Milano, 18 Marzo 2016
CLASSICISSIMA D’EPOCA
Dimentichiamoci pure il Gotha del pedale mondiale che si è ritrovato sabato 19 marzo per aggiudicarsi la prima grande “classica” di stagione, giunta alla sua 107esima edizione.
La Milano-Sanremo che andrebbe raccontata è quella in modalità retrò interpretata da una cinquantina di compiti e coraggiosi ciclostorici che hanno inforcato le loro biciclette d’epoca (costruite prima del 1930) sfidando freddo e soprattutto il buio per affrontare i 290 chilometri della Classicissima, d’epoca, appunto.
Poco più di 20 all’ora la velocità media, pedalando su pezzi d’antiquariato con la ruota fissa, pedali con gabbietta, fili dei freni che escono dalle leve e corrono a vista attorno al manubrio, paraspruzzi, oliatore fissato sul tubo verticale del telaio.
E ancora, lo strappachiodi, un marchingegno fissato davanti al freno per liberare la gomma dai giustizieri dei tubolari… Sostengono i ciclo storici: “Contrariamente a quelle conservate nei musei e inutilizzabili, le nostre biciclette sono VIVE, le possiamo montare e facendo girare i pedali riusciamo a fare quasi 300 chilometri”.
Masochismo puro: se c’è sole, tanta polvere; se piove, tanto fango; la fatica, omerica.
Ci si sente forzati della strada, come ai primi leggendari Giri d’Italia, o ai Tour di Ottavio Bottecchia.
Insomma, parlando di ciclismo d’epoca i nostri 50 eroi ne sono i testimonial più veri.
La loro Milano-Sanremo “Classicissima d’Epoca” (arrivata alla quinta edizione) li ha fatti ritrovare al MUMAC (Museo della macchina per caffè di Gruppo Cimbali) e, siccome sacco vuoto non sta in piedi e “non pedala”, si sono lì ampiamente rifocillati con tanto di Caffè Faema.
Il rito della punzonatura si è svolto in centro Milano da Biciclette Rossignoli di Corso Garibaldi.
Persino le procedure burocratiche della corsa d’epoca si sono svolte rigorosamente secondo i riti di una volta, a cominciare dalla punzonatura, eseguita con tanto di tenaglia e piombini a fidelizzare il telaio in modo da scongiurare cambi non autorizzati.

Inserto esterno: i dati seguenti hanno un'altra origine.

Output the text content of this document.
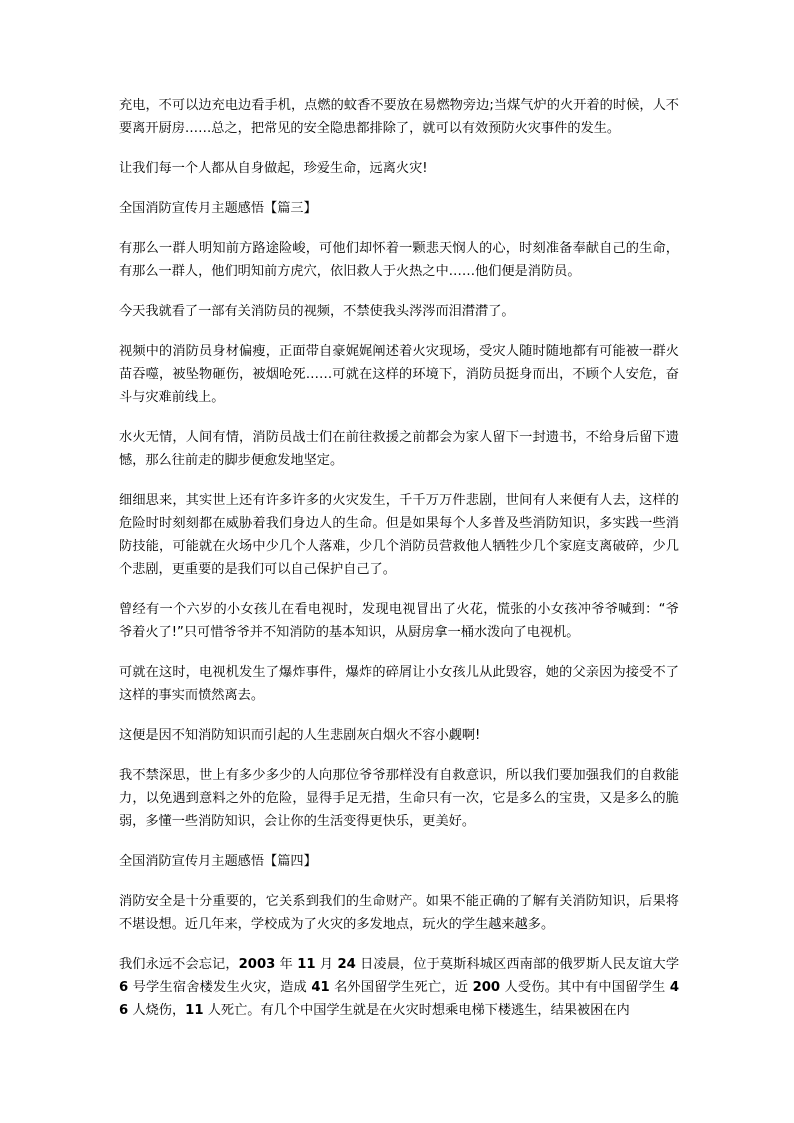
充电，不可以边充电边看手机，点燃的蚊香不要放在易燃物旁边;当煤气炉的火开着的时候，人不要离开厨房……总之，把常见的安全隐患都排除了，就可以有效预防火灾事件的发生。

让我们每一个人都从自身做起，珍爱生命，远离火灾!

全国消防宣传月主题感悟【篇三】

有那么一群人明知前方路途险峻，可他们却怀着一颗悲天悯人的心，时刻准备奉献自己的生命，有那么一群人，他们明知前方虎穴，依旧救人于火热之中……他们便是消防员。

今天我就看了一部有关消防员的视频，不禁使我头涔涔而泪潸潸了。

视频中的消防员身材偏瘦，正面带自豪娓娓阐述着火灾现场，受灾人随时随地都有可能被一群火苗吞噬，被坠物砸伤，被烟呛死……可就在这样的环境下，消防员挺身而出，不顾个人安危，奋斗与灾难前线上。

水火无情，人间有情，消防员战士们在前往救援之前都会为家人留下一封遗书，不给身后留下遗憾，那么往前走的脚步便愈发地坚定。

细细思来，其实世上还有许多许多的火灾发生，千千万万件悲剧，世间有人来便有人去，这样的危险时时刻刻都在威胁着我们身边人的生命。但是如果每个人多普及些消防知识，多实践一些消防技能，可能就在火场中少几个人落难，少几个消防员营救他人牺牲少几个家庭支离破碎，少几个悲剧，更重要的是我们可以自己保护自己了。

曾经有一个六岁的小女孩儿在看电视时，发现电视冒出了火花，慌张的小女孩冲爷爷喊到：“爷爷着火了!”只可惜爷爷并不知消防的基本知识，从厨房拿一桶水泼向了电视机。

可就在这时，电视机发生了爆炸事件，爆炸的碎屑让小女孩儿从此毁容，她的父亲因为接受不了这样的事实而愤然离去。

这便是因不知消防知识而引起的人生悲剧灰白烟火不容小觑啊!

我不禁深思，世上有多少多少的人向那位爷爷那样没有自救意识，所以我们要加强我们的自救能力，以免遇到意料之外的危险，显得手足无措，生命只有一次，它是多么的宝贵，又是多么的脆弱，多懂一些消防知识，会让你的生活变得更快乐，更美好。

全国消防宣传月主题感悟【篇四】

消防安全是十分重要的，它关系到我们的生命财产。如果不能正确的了解有关消防知识，后果将不堪设想。近几年来，学校成为了火灾的多发地点，玩火的学生越来越多。

我们永远不会忘记，2003 年 11 月 24 日凌晨，位于莫斯科城区西南部的俄罗斯人民友谊大学 6 号学生宿舍楼发生火灾，造成 41 名外国留学生死亡，近 200 人受伤。其中有中国留学生 46 人烧伤，11 人死亡。有几个中国学生就是在火灾时想乘电梯下楼逃生，结果被困在内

E il foglio-firma, con pennini e calamai, a suggellare i numeri di gara e le presenze, da riproporre ai punti di controllo previsti sul percorso.

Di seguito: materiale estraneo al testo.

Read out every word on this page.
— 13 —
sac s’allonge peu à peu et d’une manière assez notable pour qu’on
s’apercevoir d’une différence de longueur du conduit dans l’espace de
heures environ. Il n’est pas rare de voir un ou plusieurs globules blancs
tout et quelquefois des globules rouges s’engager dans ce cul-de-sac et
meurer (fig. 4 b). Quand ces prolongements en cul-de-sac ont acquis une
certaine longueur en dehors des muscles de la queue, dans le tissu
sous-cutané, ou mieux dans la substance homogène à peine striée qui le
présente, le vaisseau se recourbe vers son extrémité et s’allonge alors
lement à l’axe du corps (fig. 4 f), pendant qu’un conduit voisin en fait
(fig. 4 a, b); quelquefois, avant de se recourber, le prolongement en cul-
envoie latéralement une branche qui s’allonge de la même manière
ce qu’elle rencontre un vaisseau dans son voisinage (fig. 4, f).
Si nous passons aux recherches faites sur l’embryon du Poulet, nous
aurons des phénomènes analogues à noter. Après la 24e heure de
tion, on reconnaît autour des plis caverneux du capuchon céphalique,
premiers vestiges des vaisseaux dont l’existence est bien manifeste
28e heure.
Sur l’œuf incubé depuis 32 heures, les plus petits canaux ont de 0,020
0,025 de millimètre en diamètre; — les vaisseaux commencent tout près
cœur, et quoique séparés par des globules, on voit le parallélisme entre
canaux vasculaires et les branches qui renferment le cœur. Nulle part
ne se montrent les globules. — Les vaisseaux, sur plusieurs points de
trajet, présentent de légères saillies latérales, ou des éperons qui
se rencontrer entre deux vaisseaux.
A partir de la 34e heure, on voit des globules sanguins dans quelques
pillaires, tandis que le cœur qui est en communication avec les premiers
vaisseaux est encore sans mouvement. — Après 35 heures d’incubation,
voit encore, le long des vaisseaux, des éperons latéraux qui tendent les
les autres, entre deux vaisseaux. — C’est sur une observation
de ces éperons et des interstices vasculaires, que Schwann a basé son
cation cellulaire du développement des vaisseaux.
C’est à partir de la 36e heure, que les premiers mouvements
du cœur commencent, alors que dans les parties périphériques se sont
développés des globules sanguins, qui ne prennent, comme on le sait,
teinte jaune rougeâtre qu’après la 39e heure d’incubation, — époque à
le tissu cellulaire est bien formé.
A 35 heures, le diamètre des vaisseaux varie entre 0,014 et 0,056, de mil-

Il tutto sotto l’attenta supervisone di Cerchi in legno e del Museo del Ciclismo Madonna del Ghisallo, struttura museale fortemente voluta da quel Fiorenzo Magni che di fango, polvere e grinta un po’ se ne capiva.
La partenza vera e propria dal MUMAC e dal Castello visconteo di Binasco, come abbiamo detto intorno alla mezzanotte, con starter, ironia della sorte, un pistard, Marino Vigna oro olimpico a Roma 1960, ma anche sprinter vincente al Giro.
Ospite fissa la nebbia.
Compagno di pedalate il buio e qualche rara vettura di nottambuli.

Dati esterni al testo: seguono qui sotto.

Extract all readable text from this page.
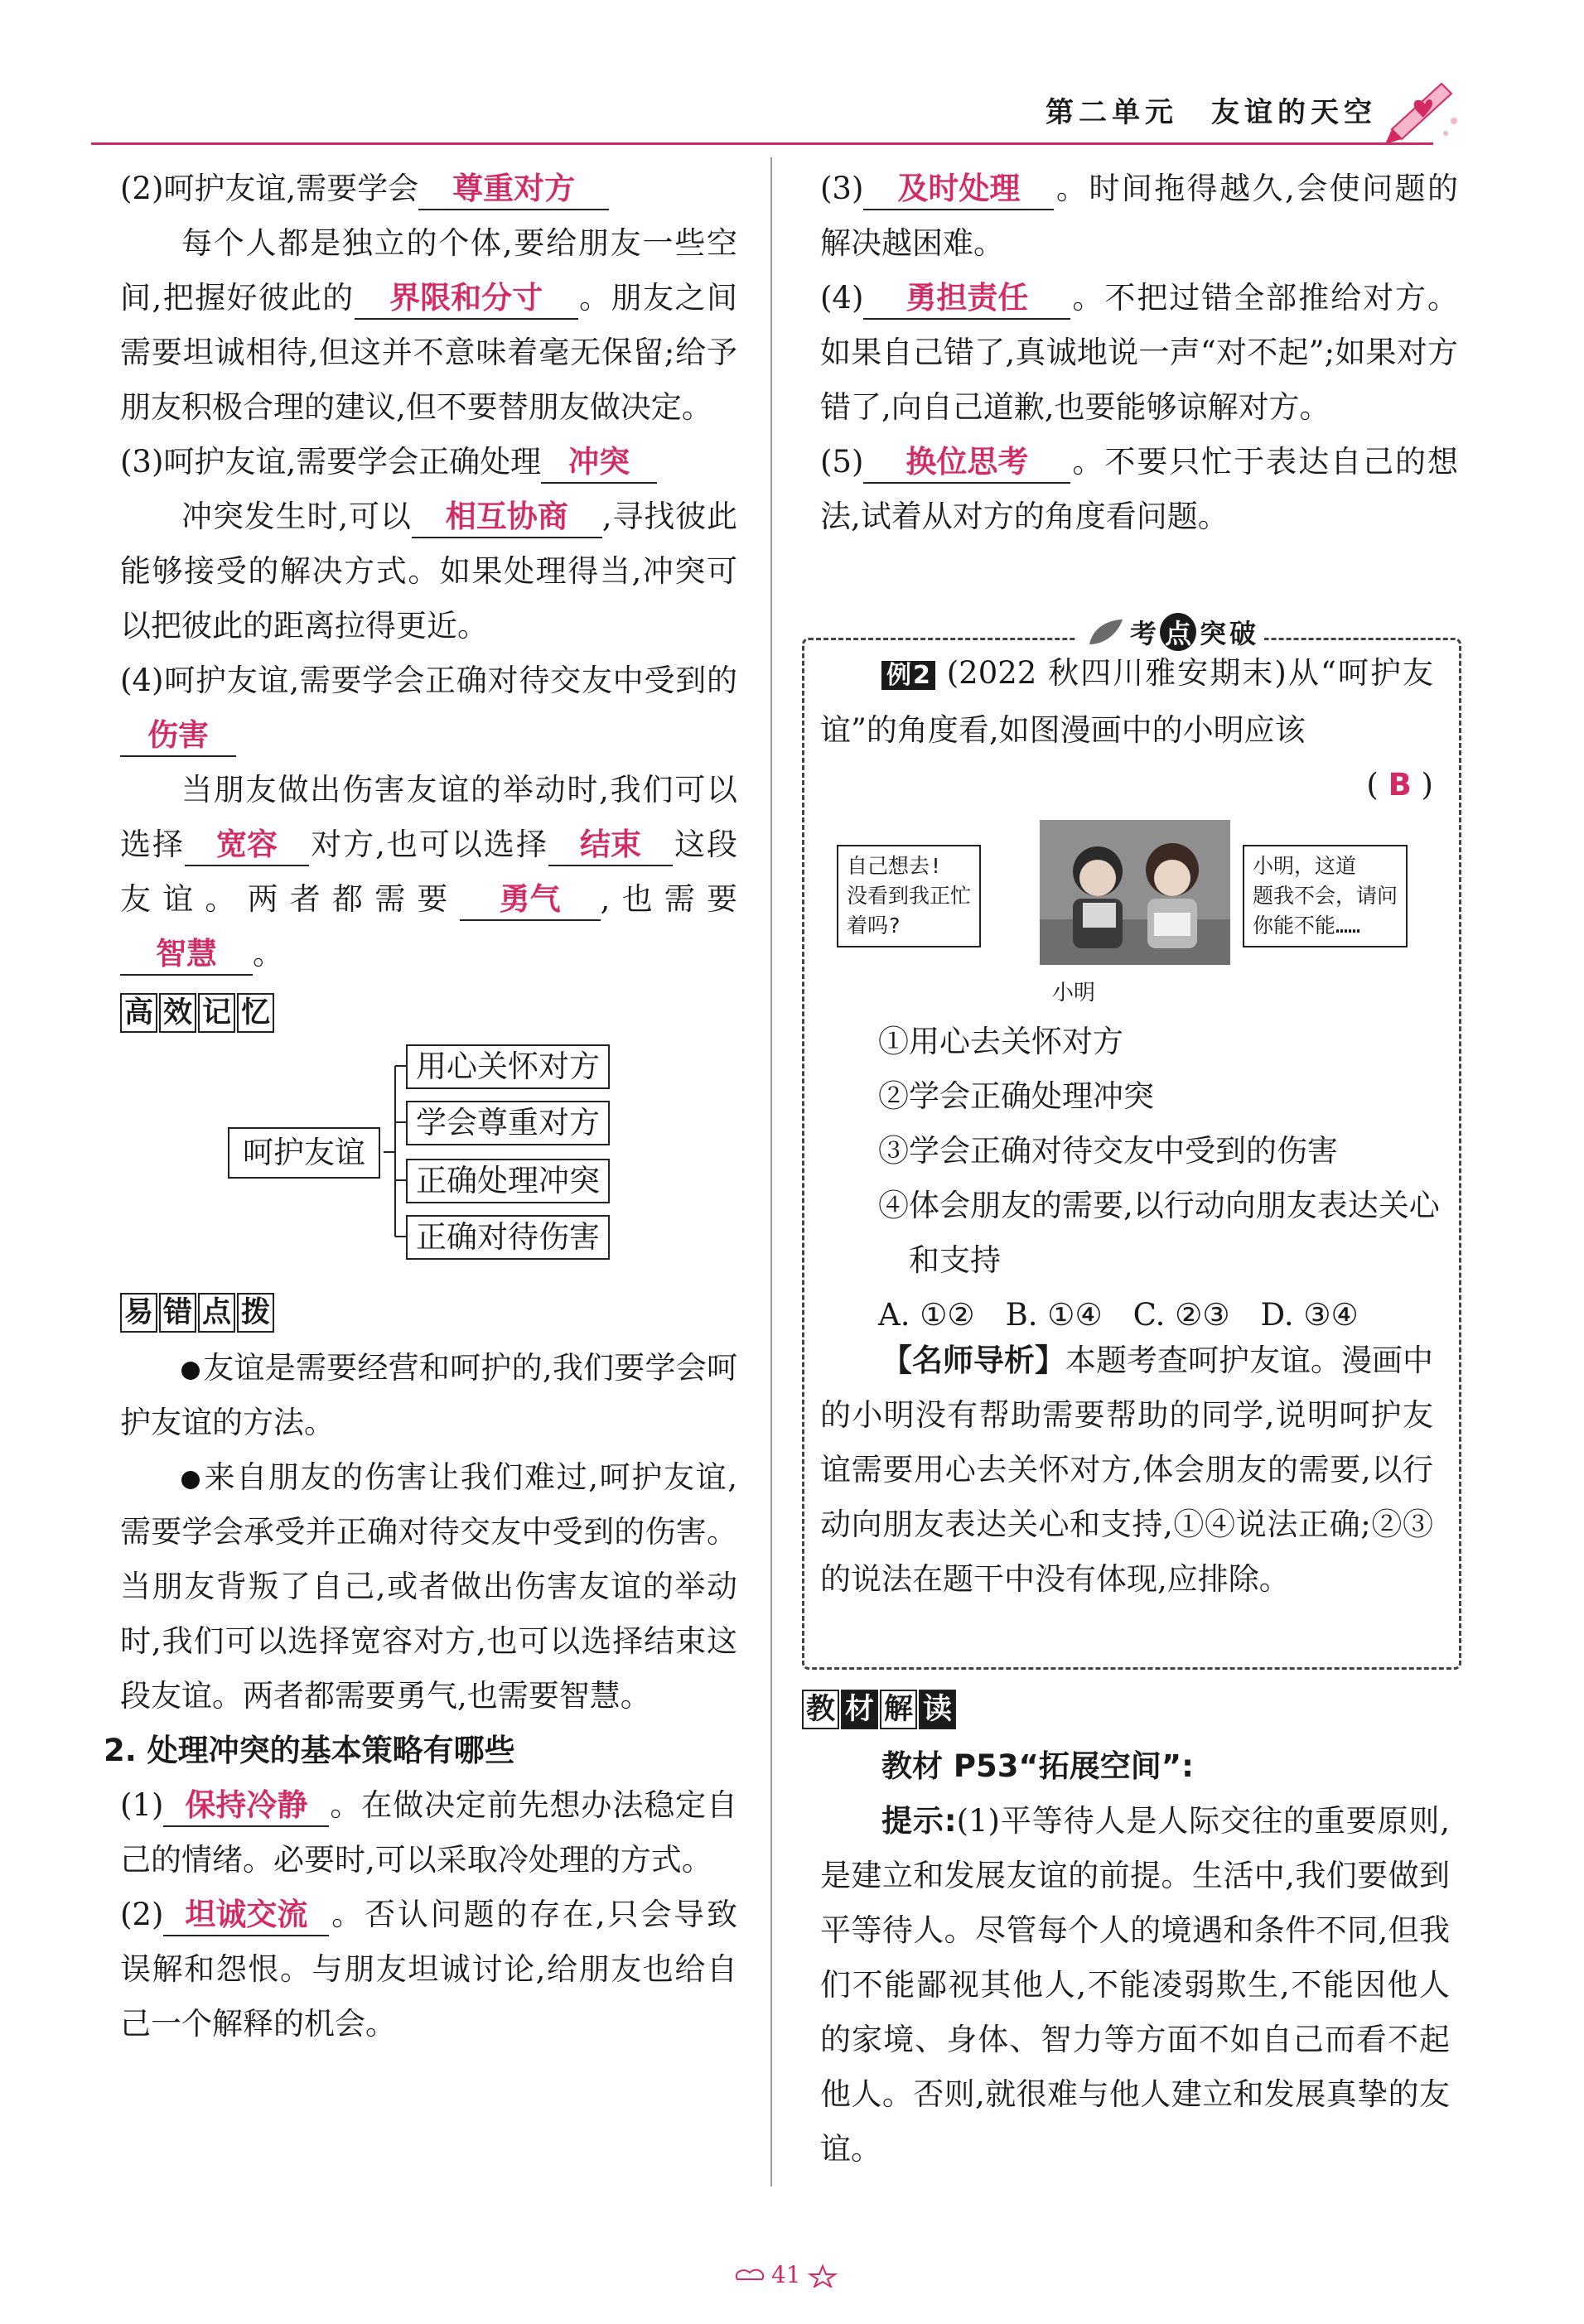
第二单元　友谊的天空

(2)呵护友谊,需要学会 尊重对方

每个人都是独立的个体,要给朋友一些空间,把握好彼此的 界限和分寸 。朋友之间需要坦诚相待,但这并不意味着毫无保留;给予朋友积极合理的建议,但不要替朋友做决定。

(3)呵护友谊,需要学会正确处理 冲突

冲突发生时,可以 相互协商 ,寻找彼此能够接受的解决方式。如果处理得当,冲突可以把彼此的距离拉得更近。

(4)呵护友谊,需要学会正确对待交友中受到的伤害

当朋友做出伤害友谊的举动时,我们可以选择 宽容 对方,也可以选择 结束 这段友谊。两者都需要 勇气 ,也需要智慧 。

高 效 记 忆
呵护友谊
用心关怀对方
学会尊重对方
正确处理冲突
正确对待伤害
易 错 点 拨

友谊是需要经营和呵护的,我们要学会呵护友谊的方法。

来自朋友的伤害让我们难过,呵护友谊,需要学会承受并正确对待交友中受到的伤害。当朋友背叛了自己,或者做出伤害友谊的举动时,我们可以选择宽容对方,也可以选择结束这段友谊。两者都需要勇气,也需要智慧。

2. 处理冲突的基本策略有哪些

(1) 保持冷静 。在做决定前先想办法稳定自己的情绪。必要时,可以采取冷处理的方式。

(2) 坦诚交流 。否认问题的存在,只会导致误解和怨恨。与朋友坦诚讨论,给朋友也给自己一个解释的机会。

(3) 及时处理 。时间拖得越久,会使问题的解决越困难。

(4) 勇担责任 。不把过错全部推给对方。如果自己错了,真诚地说一声“对不起”;如果对方错了,向自己道歉,也要能够谅解对方。

(5) 换位思考 。不要只忙于表达自己的想法,试着从对方的角度看问题。

考 点 突 破

例2 (2022 秋四川雅安期末)从“呵护友谊”的角度看,如图漫画中的小明应该

( B )

自己想去!
没看到我正忙
着吗?
小明，这道
题我不会，请问
你能不能……
小明
①用心去关怀对方
②学会正确处理冲突
③学会正确对待交友中受到的伤害
④体会朋友的需要,以行动向朋友表达关心和支持
A. ①②　B. ①④　C. ②③　D. ③④

【名师导析】本题考查呵护友谊。漫画中的小明没有帮助需要帮助的同学,说明呵护友谊需要用心去关怀对方,体会朋友的需要,以行动向朋友表达关心和支持,①④说法正确;②③的说法在题干中没有体现,应排除。

教 材 解 读

教材 P53“拓展空间”:

提示:(1)平等待人是人际交往的重要原则,是建立和发展友谊的前提。生活中,我们要做到平等待人。尽管每个人的境遇和条件不同,但我们不能鄙视其他人,不能凌弱欺生,不能因他人的家境、身体、智力等方面不如自己而看不起他人。否则,就很难与他人建立和发展真挚的友谊。

41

Le strade di oggi sono biliardi, rispetto a quelle di Girardengo solcate da rotaie di fango che imprigionavano le ruote, col routier che doveva saltare da una parte all’altra come un tarantolato.
Nessuno ha nostalgia di quella viabilità precaria ma c’è il desiderio di scoprire sensazioni perdute, di sfiancarsi, di affrontare difficoltà fuori dal tempo.
I 50 eroici hanno lasciato Milano coi copertoni a tracolla, le lampade a petrolio per vedere ed essere visti, si sono dileguati nella notte diretti al Turchino e poi verso il mare.
Lo spirito del ritorno al passato non è stroncare gli avversari perché non ci sono rivali, ma compagni di sofferenza e soprattutto di passione.
Passione da ricercare anche tra il pubblico nei paesi attraversati. “Si auspica una calorosa accoglienza da parte della popolazione. Cittadini, accorrete numerosi e partecipi”!!!”: é scritto in calce alla locandina, anch’essa in stile retrò.